Last year, Forbes uncovered a warrant which requested that fingerprints should be obtained in order to unlock all electronic devices at a searched location. The warrant was approved by a magistrate judge, citing that giving up passwords, fingerprints or encryption keys didn’t infringe on a suspect’s fourth or fifth amendment rights (the right against unlawful seizure, and the right against self incrimination respectively). The warrant was backed up by citing cases as far back as 1910; not quite relevant for deciding the fate of modern electronic devices, which are essentially mobile data centers. In fact, even the most recent cited case in the warrant was 30 years old.
Now, a second, similar warrant has been uncovered, but this one has been rejected by the presiding judge.
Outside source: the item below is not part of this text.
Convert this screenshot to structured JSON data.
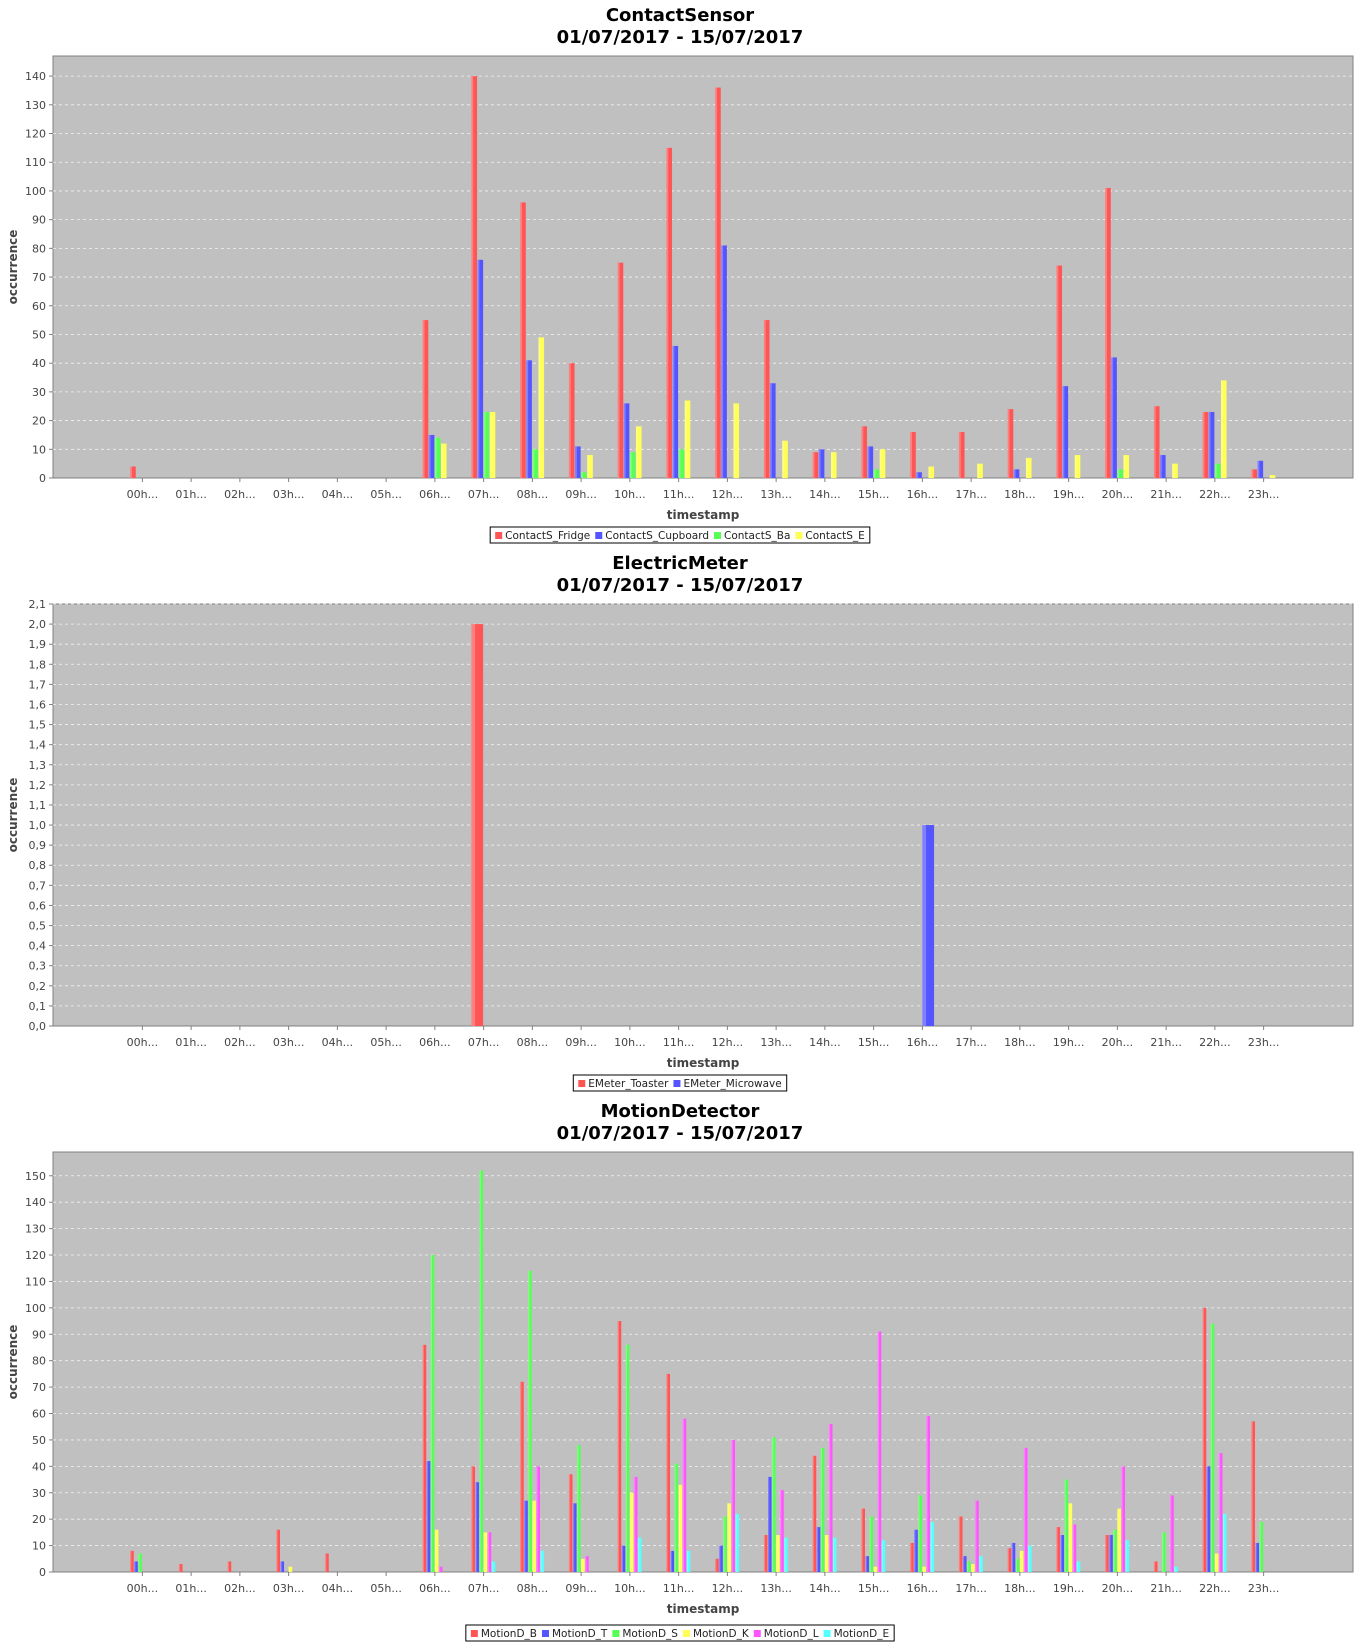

Judge M. David Weisman of the district court of Illinois has found that requiring to seize and unlock electronic devices for everyone at a search location would go against several constitutional amendments. The judge notes that while the courts do allow for seizing and unlocking devices belonging to suspects, they cannot do so for others who aren’t under investigation:
The issues presented in this warrant application are at the cross section of protections provided by the Fourth and Fifth Amendments. Essentially, the government seeks an order from this Court that would allow agents executing this warrant to force “persons at the Subject Premises” to apply their thumbprints and fingerprints to any Apple electronic device recovered at the premises. (See Attach. B, tT 12.) The request is neither limited to a particular person nor a particular device. And, as noted below, the request is made without any specific facts as to who is involved in the criminal conduct linked to the subject premises, or specific facts as to what particular Apple-branded encrypted device is being employed (if any).
The court’s complaints with the warrant don’t end there. Early on in the judge’s response, he cites the archaic approach to technology that is featured in the text, seemingly almost as dated as the cases it cites:
Despite the apparent seriousness of the offenses involved, the Court notes that some of the “boilerplate” background information included in the warrant is a bit dated, such as its explanation that “[t]he internet allows any computer to connect to another computer [so] [e]lectronic contact can be made to millions of computers around the world;” its explanation that a “Blackberry” is a common “Personal Digital Assistant” and its suggestion that the use of “cloud technology” is the exceptional way of transferring files and that transferring images to a computer by directly connecting a cable to a camera or other recording device is the expected means of data transfer.
A big problem with search warrants like this is that they set a precedent for the US government. Even though the warrant failed here, it will surely be granted in other places. The government seems to feel that it’s found a workaround for encryption: simply compromise fourth and fifth amendment rights with weak technology-oblivious arguments. Instead, how about better probable cause, fewer assumptions and a less lackadaisical approach to basic rights?